Saturday, June 13, 2015

5 Google Apps for Reflection

We reflect often. It's a critical part of the learning process. But what makes some reflections more useful than others is the ability to revisit them and build knowledge. 


Since critical reflections can happen anywhere and anytime, it's important that you have the right tool for the way you like to work. 

Here are my favorite Google tools that work great for reflecting. 

1. Blogger

Keeping a weblog (or blog) of your experiences, interests, and knowledge is a productive way to reflect and develop your voice. Blogger is a simple platform that every Google account holder has just a click away.

For monitoring your kids or sharing blog authorship, explore the settings to add authors or automatically receive emails when posts and comments are published.


2. Docs  

To keep your audience on a short leash, make a doc for yourself or to share with others. Docs is the best option on this list if an unshared diary best supports the way you learn. But don't shy too far from the share options. You may find that your ideas are worth it.


3. Sites

Announcement pages are a great way to include a journal or diary as part of your website. Since the page access can be controlled, you won't have to worry about the wrong eyes prying.


4. Keep

If you are the type to make lists, try Keep. You can add labels to notes so you can cross catalog your ideas in as many ways necessary. 

Is your list ready to become a more formal document? Keep allows you to convert a note to a doc. 


5. YouTube

I love the power of video. It leaves us so vulnerable and honest.

YouTube is set up to do more than broadcast your masterpieces. Consider uploading reflection videos that are private or unlisted. If you choose to not list the video, only people with the link can access the video. 
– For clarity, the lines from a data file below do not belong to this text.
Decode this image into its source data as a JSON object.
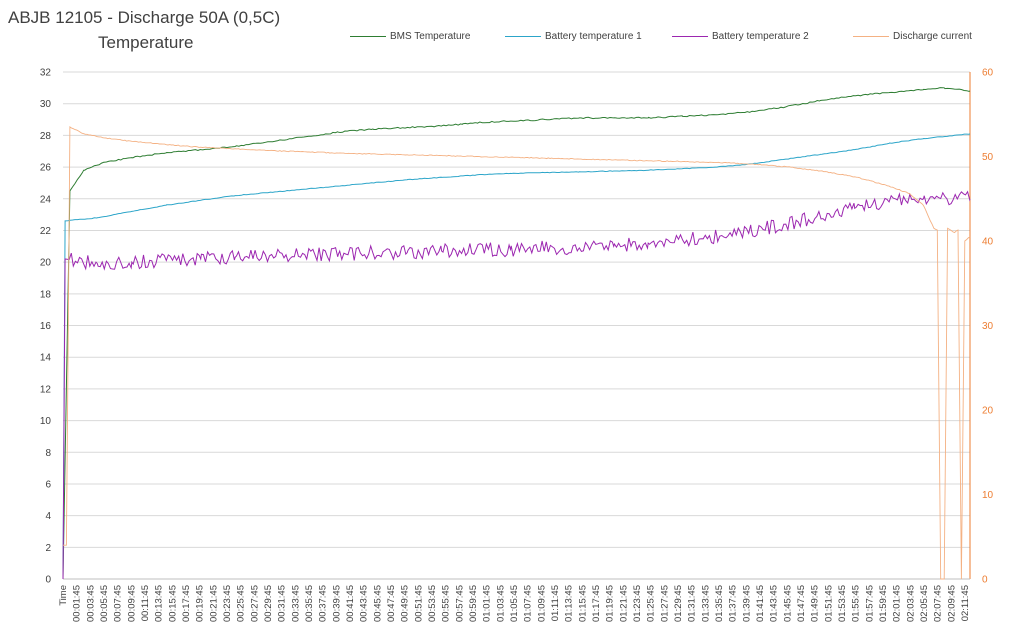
{
  "title_line1": "ABJB 12105 - Discharge 50A (0,5C)",
  "title_line2": "Temperature",
  "colors": {
    "bms": "#2e7d32",
    "batt1": "#2ca5c9",
    "batt2": "#9c27b0",
    "current": "#f4b183",
    "grid": "#d9d9d9",
    "axis_text_left": "#404040",
    "axis_text_right": "#ed7d31"
  },
  "chart_data": {
    "type": "line",
    "x_unit": "time hh:mm:ss",
    "x_first_label": "Time",
    "x_tick_labels": [
      "Time",
      "00:01:45",
      "00:03:45",
      "00:05:45",
      "00:07:45",
      "00:09:45",
      "00:11:45",
      "00:13:45",
      "00:15:45",
      "00:17:45",
      "00:19:45",
      "00:21:45",
      "00:23:45",
      "00:25:45",
      "00:27:45",
      "00:29:45",
      "00:31:45",
      "00:33:45",
      "00:35:45",
      "00:37:45",
      "00:39:45",
      "00:41:45",
      "00:43:45",
      "00:45:45",
      "00:47:45",
      "00:49:45",
      "00:51:45",
      "00:53:45",
      "00:55:45",
      "00:57:45",
      "00:59:45",
      "01:01:45",
      "01:03:45",
      "01:05:45",
      "01:07:45",
      "01:09:45",
      "01:11:45",
      "01:13:45",
      "01:15:45",
      "01:17:45",
      "01:19:45",
      "01:21:45",
      "01:23:45",
      "01:25:45",
      "01:27:45",
      "01:29:45",
      "01:31:45",
      "01:33:45",
      "01:35:45",
      "01:37:45",
      "01:39:45",
      "01:41:45",
      "01:43:45",
      "01:45:45",
      "01:47:45",
      "01:49:45",
      "01:51:45",
      "01:53:45",
      "01:55:45",
      "01:57:45",
      "01:59:45",
      "02:01:45",
      "02:03:45",
      "02:05:45",
      "02:07:45",
      "02:09:45",
      "02:11:45"
    ],
    "x_minutes_range": [
      0,
      131.75
    ],
    "y_left": {
      "min": 0,
      "max": 32,
      "step": 2,
      "ticks": [
        "0",
        "2",
        "4",
        "6",
        "8",
        "10",
        "12",
        "14",
        "16",
        "18",
        "20",
        "22",
        "24",
        "26",
        "28",
        "30",
        "32"
      ]
    },
    "y_right": {
      "min": 0,
      "max": 60,
      "step": 10,
      "ticks": [
        "0",
        "10",
        "20",
        "30",
        "40",
        "50",
        "60"
      ]
    },
    "grid": true,
    "legend_position": "top",
    "series": [
      {
        "name": "BMS Temperature",
        "axis": "left",
        "x_minutes": [
          0,
          1,
          3,
          6,
          10,
          15,
          20,
          25,
          30,
          35,
          40,
          45,
          50,
          55,
          58,
          60,
          65,
          70,
          75,
          80,
          85,
          90,
          95,
          100,
          105,
          110,
          115,
          120,
          125,
          128,
          131.75
        ],
        "values": [
          0,
          24.5,
          25.8,
          26.3,
          26.6,
          26.9,
          27.1,
          27.3,
          27.6,
          27.9,
          28.2,
          28.4,
          28.5,
          28.6,
          28.7,
          28.8,
          28.9,
          29.0,
          29.1,
          29.1,
          29.1,
          29.2,
          29.3,
          29.5,
          29.8,
          30.2,
          30.5,
          30.7,
          30.9,
          31.0,
          30.8
        ]
      },
      {
        "name": "Battery temperature 1",
        "axis": "left",
        "x_minutes": [
          0,
          0.3,
          5,
          10,
          15,
          20,
          25,
          30,
          35,
          40,
          45,
          50,
          55,
          60,
          65,
          70,
          75,
          80,
          85,
          90,
          95,
          100,
          105,
          110,
          115,
          120,
          125,
          131.75
        ],
        "values": [
          0,
          22.6,
          22.8,
          23.2,
          23.6,
          23.9,
          24.2,
          24.4,
          24.6,
          24.8,
          25.0,
          25.2,
          25.35,
          25.5,
          25.6,
          25.65,
          25.7,
          25.75,
          25.8,
          25.9,
          26.0,
          26.2,
          26.5,
          26.8,
          27.1,
          27.5,
          27.8,
          28.1
        ]
      },
      {
        "name": "Battery temperature 2",
        "axis": "left",
        "x_minutes": [
          0,
          0.3,
          5,
          10,
          15,
          20,
          25,
          30,
          35,
          40,
          45,
          50,
          55,
          60,
          65,
          70,
          75,
          80,
          85,
          90,
          95,
          100,
          105,
          110,
          115,
          120,
          125,
          131.75
        ],
        "values": [
          0,
          20.2,
          19.9,
          20.0,
          20.1,
          20.2,
          20.3,
          20.4,
          20.5,
          20.5,
          20.6,
          20.6,
          20.7,
          20.8,
          20.8,
          20.9,
          20.9,
          21.0,
          21.2,
          21.4,
          21.6,
          22.0,
          22.4,
          22.9,
          23.4,
          23.8,
          24.0,
          24.0
        ]
      },
      {
        "name": "Discharge current",
        "axis": "right",
        "x_minutes": [
          0,
          0.5,
          1,
          3,
          6,
          10,
          15,
          20,
          30,
          40,
          50,
          60,
          70,
          80,
          90,
          95,
          100,
          105,
          110,
          115,
          120,
          123,
          125,
          126.5,
          127,
          127.5,
          128,
          128.5,
          129.5,
          130,
          130.5,
          131,
          131.75
        ],
        "values": [
          4,
          4,
          53.5,
          52.7,
          52.2,
          51.8,
          51.4,
          51.1,
          50.7,
          50.4,
          50.2,
          50.0,
          49.8,
          49.6,
          49.4,
          49.3,
          49.1,
          48.8,
          48.3,
          47.6,
          46.5,
          45.6,
          44.2,
          41.5,
          41.3,
          0,
          0,
          41.5,
          41.0,
          41.3,
          0,
          40.0,
          40.5
        ]
      }
    ]
  }
}
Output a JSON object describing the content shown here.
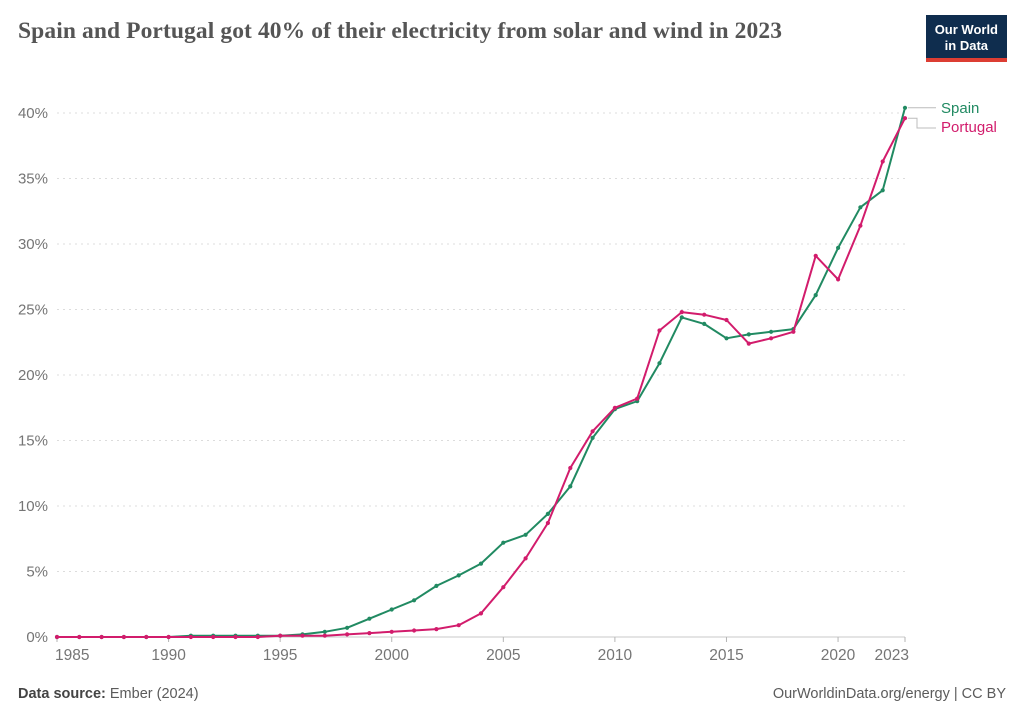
{
  "header": {
    "title": "Spain and Portugal got 40% of their electricity from solar and wind in 2023"
  },
  "logo": {
    "line1": "Our World",
    "line2": "in Data",
    "bg_color": "#0f2d4e",
    "accent_color": "#dc3d33"
  },
  "legend": {
    "spain": "Spain",
    "portugal": "Portugal"
  },
  "footer": {
    "source_label": "Data source:",
    "source_value": "Ember (2024)",
    "credit": "OurWorldinData.org/energy | CC BY"
  },
  "chart_data": {
    "type": "line",
    "title": "Share of electricity from solar and wind",
    "x": [
      1985,
      1986,
      1987,
      1988,
      1989,
      1990,
      1991,
      1992,
      1993,
      1994,
      1995,
      1996,
      1997,
      1998,
      1999,
      2000,
      2001,
      2002,
      2003,
      2004,
      2005,
      2006,
      2007,
      2008,
      2009,
      2010,
      2011,
      2012,
      2013,
      2014,
      2015,
      2016,
      2017,
      2018,
      2019,
      2020,
      2021,
      2022,
      2023
    ],
    "series": [
      {
        "name": "Spain",
        "color": "#218a62",
        "values": [
          0,
          0,
          0,
          0,
          0,
          0,
          0.1,
          0.1,
          0.1,
          0.1,
          0.1,
          0.2,
          0.4,
          0.7,
          1.4,
          2.1,
          2.8,
          3.9,
          4.7,
          5.6,
          7.2,
          7.8,
          9.4,
          11.5,
          15.2,
          17.4,
          18.0,
          20.9,
          24.4,
          23.9,
          22.8,
          23.1,
          23.3,
          23.5,
          26.1,
          29.7,
          32.8,
          34.1,
          40.4
        ]
      },
      {
        "name": "Portugal",
        "color": "#d21c6c",
        "values": [
          0,
          0,
          0,
          0,
          0,
          0,
          0,
          0,
          0,
          0,
          0.1,
          0.1,
          0.1,
          0.2,
          0.3,
          0.4,
          0.5,
          0.6,
          0.9,
          1.8,
          3.8,
          6.0,
          8.7,
          12.9,
          15.7,
          17.5,
          18.2,
          23.4,
          24.8,
          24.6,
          24.2,
          22.4,
          22.8,
          23.3,
          29.1,
          27.3,
          31.4,
          36.3,
          39.6
        ]
      }
    ],
    "yticks": [
      0,
      5,
      10,
      15,
      20,
      25,
      30,
      35,
      40
    ],
    "ytick_suffix": "%",
    "xticks": [
      1985,
      1990,
      1995,
      2000,
      2005,
      2010,
      2015,
      2020,
      2023
    ],
    "ylim": [
      0,
      40
    ],
    "xlim": [
      1985,
      2023
    ],
    "grid": "dashed-horizontal",
    "legend_position": "right-of-line-end"
  }
}
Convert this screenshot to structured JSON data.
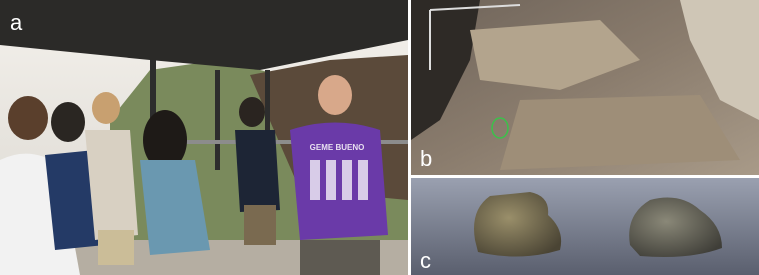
{
  "panels": [
    {
      "label": "a",
      "shirt_text": "GEME BUENO"
    },
    {
      "label": "b"
    },
    {
      "label": "c"
    }
  ]
}
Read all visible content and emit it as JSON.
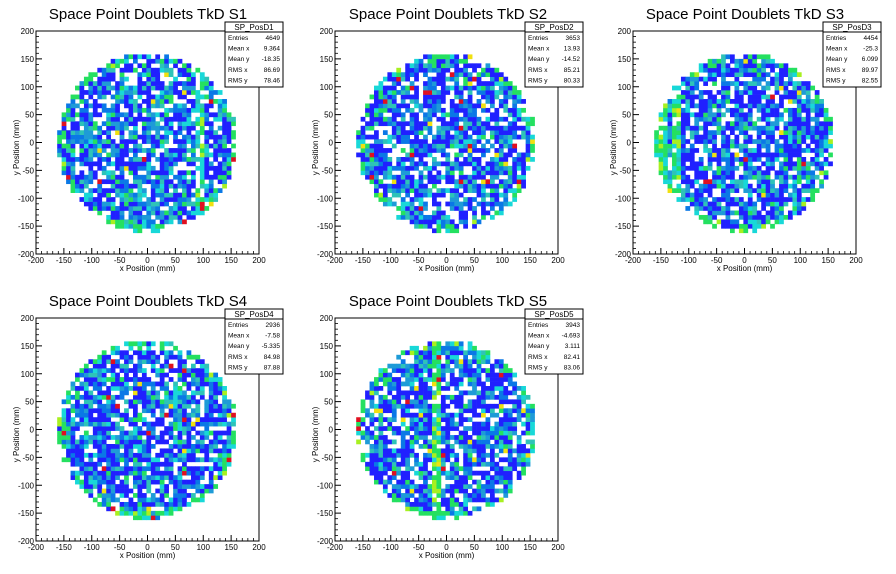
{
  "chart_data": [
    {
      "type": "heatmap",
      "title": "Space Point Doublets TkD S1",
      "xlabel": "x Position (mm)",
      "ylabel": "y Position (mm)",
      "xlim": [
        -200,
        200
      ],
      "ylim": [
        -200,
        200
      ],
      "xticks": [
        "-200",
        "-150",
        "-100",
        "-50",
        "0",
        "50",
        "100",
        "150",
        "200"
      ],
      "yticks": [
        "-200",
        "-150",
        "-100",
        "-50",
        "0",
        "50",
        "100",
        "150",
        "200"
      ],
      "disk_radius": 162,
      "bin_width": 8,
      "features": {
        "stripe_x": 95,
        "hot": 0,
        "edge_left": 0,
        "edge_right": 0,
        "seed": 11
      },
      "stats": {
        "name": "SP_PosD1",
        "rows": [
          {
            "label": "Entries",
            "value": "4649"
          },
          {
            "label": "Mean x",
            "value": "9.364"
          },
          {
            "label": "Mean y",
            "value": "-18.35"
          },
          {
            "label": "RMS x",
            "value": "86.69"
          },
          {
            "label": "RMS y",
            "value": "78.46"
          }
        ]
      }
    },
    {
      "type": "heatmap",
      "title": "Space Point Doublets TkD S2",
      "xlabel": "x Position (mm)",
      "ylabel": "y Position (mm)",
      "xlim": [
        -200,
        200
      ],
      "ylim": [
        -200,
        200
      ],
      "xticks": [
        "-200",
        "-150",
        "-100",
        "-50",
        "0",
        "50",
        "100",
        "150",
        "200"
      ],
      "yticks": [
        "-200",
        "-150",
        "-100",
        "-50",
        "0",
        "50",
        "100",
        "150",
        "200"
      ],
      "disk_radius": 162,
      "bin_width": 8,
      "features": {
        "stripe_x": null,
        "hot": 1,
        "edge_left": 0,
        "edge_right": 1,
        "seed": 23
      },
      "stats": {
        "name": "SP_PosD2",
        "rows": [
          {
            "label": "Entries",
            "value": "3653"
          },
          {
            "label": "Mean x",
            "value": "13.93"
          },
          {
            "label": "Mean y",
            "value": "-14.52"
          },
          {
            "label": "RMS x",
            "value": "85.21"
          },
          {
            "label": "RMS y",
            "value": "80.33"
          }
        ]
      }
    },
    {
      "type": "heatmap",
      "title": "Space Point Doublets TkD S3",
      "xlabel": "x Position (mm)",
      "ylabel": "y Position (mm)",
      "xlim": [
        -200,
        200
      ],
      "ylim": [
        -200,
        200
      ],
      "xticks": [
        "-200",
        "-150",
        "-100",
        "-50",
        "0",
        "50",
        "100",
        "150",
        "200"
      ],
      "yticks": [
        "-200",
        "-150",
        "-100",
        "-50",
        "0",
        "50",
        "100",
        "150",
        "200"
      ],
      "disk_radius": 162,
      "bin_width": 8,
      "features": {
        "stripe_x": -125,
        "hot": 0,
        "edge_left": 1,
        "edge_right": 0,
        "seed": 37
      },
      "stats": {
        "name": "SP_PosD3",
        "rows": [
          {
            "label": "Entries",
            "value": "4454"
          },
          {
            "label": "Mean x",
            "value": "-25.3"
          },
          {
            "label": "Mean y",
            "value": "6.099"
          },
          {
            "label": "RMS x",
            "value": "89.97"
          },
          {
            "label": "RMS y",
            "value": "82.55"
          }
        ]
      }
    },
    {
      "type": "heatmap",
      "title": "Space Point Doublets TkD S4",
      "xlabel": "x Position (mm)",
      "ylabel": "y Position (mm)",
      "xlim": [
        -200,
        200
      ],
      "ylim": [
        -200,
        200
      ],
      "xticks": [
        "-200",
        "-150",
        "-100",
        "-50",
        "0",
        "50",
        "100",
        "150",
        "200"
      ],
      "yticks": [
        "-200",
        "-150",
        "-100",
        "-50",
        "0",
        "50",
        "100",
        "150",
        "200"
      ],
      "disk_radius": 162,
      "bin_width": 8,
      "features": {
        "stripe_x": null,
        "hot": 1,
        "edge_left": 0,
        "edge_right": 1,
        "seed": 41
      },
      "stats": {
        "name": "SP_PosD4",
        "rows": [
          {
            "label": "Entries",
            "value": "2936"
          },
          {
            "label": "Mean x",
            "value": "-7.58"
          },
          {
            "label": "Mean y",
            "value": "-5.335"
          },
          {
            "label": "RMS x",
            "value": "84.98"
          },
          {
            "label": "RMS y",
            "value": "87.88"
          }
        ]
      }
    },
    {
      "type": "heatmap",
      "title": "Space Point Doublets TkD S5",
      "xlabel": "x Position (mm)",
      "ylabel": "y Position (mm)",
      "xlim": [
        -200,
        200
      ],
      "ylim": [
        -200,
        200
      ],
      "xticks": [
        "-200",
        "-150",
        "-100",
        "-50",
        "0",
        "50",
        "100",
        "150",
        "200"
      ],
      "yticks": [
        "-200",
        "-150",
        "-100",
        "-50",
        "0",
        "50",
        "100",
        "150",
        "200"
      ],
      "disk_radius": 162,
      "bin_width": 8,
      "features": {
        "stripe_x": -20,
        "hot": 1,
        "edge_left": 0,
        "edge_right": 0,
        "seed": 53
      },
      "stats": {
        "name": "SP_PosD5",
        "rows": [
          {
            "label": "Entries",
            "value": "3943"
          },
          {
            "label": "Mean x",
            "value": "-4.693"
          },
          {
            "label": "Mean y",
            "value": "3.111"
          },
          {
            "label": "RMS x",
            "value": "82.41"
          },
          {
            "label": "RMS y",
            "value": "83.06"
          }
        ]
      }
    }
  ],
  "palette": {
    "blue": "#2020ff",
    "dodger": "#0a78e6",
    "azure": "#1e9bd7",
    "teal": "#2ec3b8",
    "cyan": "#18d8d8",
    "green": "#24e060",
    "lime": "#a8f020",
    "yellow": "#f0e010",
    "red": "#e01020"
  }
}
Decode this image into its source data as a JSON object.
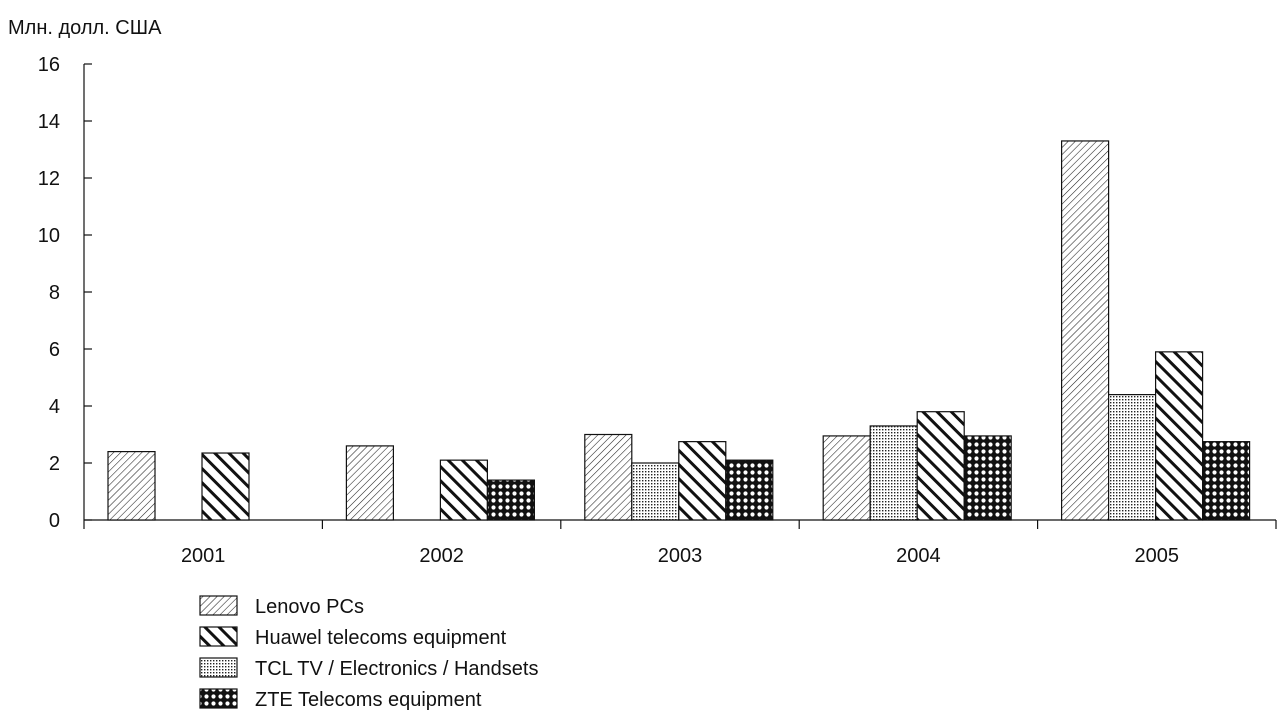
{
  "chart_data": {
    "type": "bar",
    "ylabel": "Млн. долл. США",
    "categories": [
      "2001",
      "2002",
      "2003",
      "2004",
      "2005"
    ],
    "ylim": [
      0,
      16
    ],
    "yticks": [
      0,
      2,
      4,
      6,
      8,
      10,
      12,
      14,
      16
    ],
    "grid": false,
    "legend_position": "bottom-left",
    "series": [
      {
        "name": "Lenovo PCs",
        "pattern": "diag-fine",
        "values": [
          2.4,
          2.6,
          3.0,
          2.95,
          13.3
        ]
      },
      {
        "name": "Huawel telecoms equipment",
        "pattern": "diag-bold",
        "values": [
          2.35,
          2.1,
          2.75,
          3.8,
          5.9
        ]
      },
      {
        "name": "TCL TV / Electronics / Handsets",
        "pattern": "dots",
        "values": [
          null,
          null,
          2.0,
          3.3,
          4.4
        ]
      },
      {
        "name": "ZTE Telecoms equipment",
        "pattern": "circles",
        "values": [
          null,
          1.4,
          2.1,
          2.95,
          2.75
        ]
      }
    ],
    "bar_order": [
      "Lenovo PCs",
      "TCL TV / Electronics / Handsets",
      "Huawel telecoms equipment",
      "ZTE Telecoms equipment"
    ]
  }
}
If you have a set of reflection videos that you want to splice together to produce a more complete work, use the YouTube video editing and annotation tools to make your final product. 

Why Google Apps?

Learning starts with asking questions, and it becomes knowledge with reflection. Many other activities occur to take us from problem to solution, but documentation and sharing of both questioning and reflection can be facilitated with Google Apps.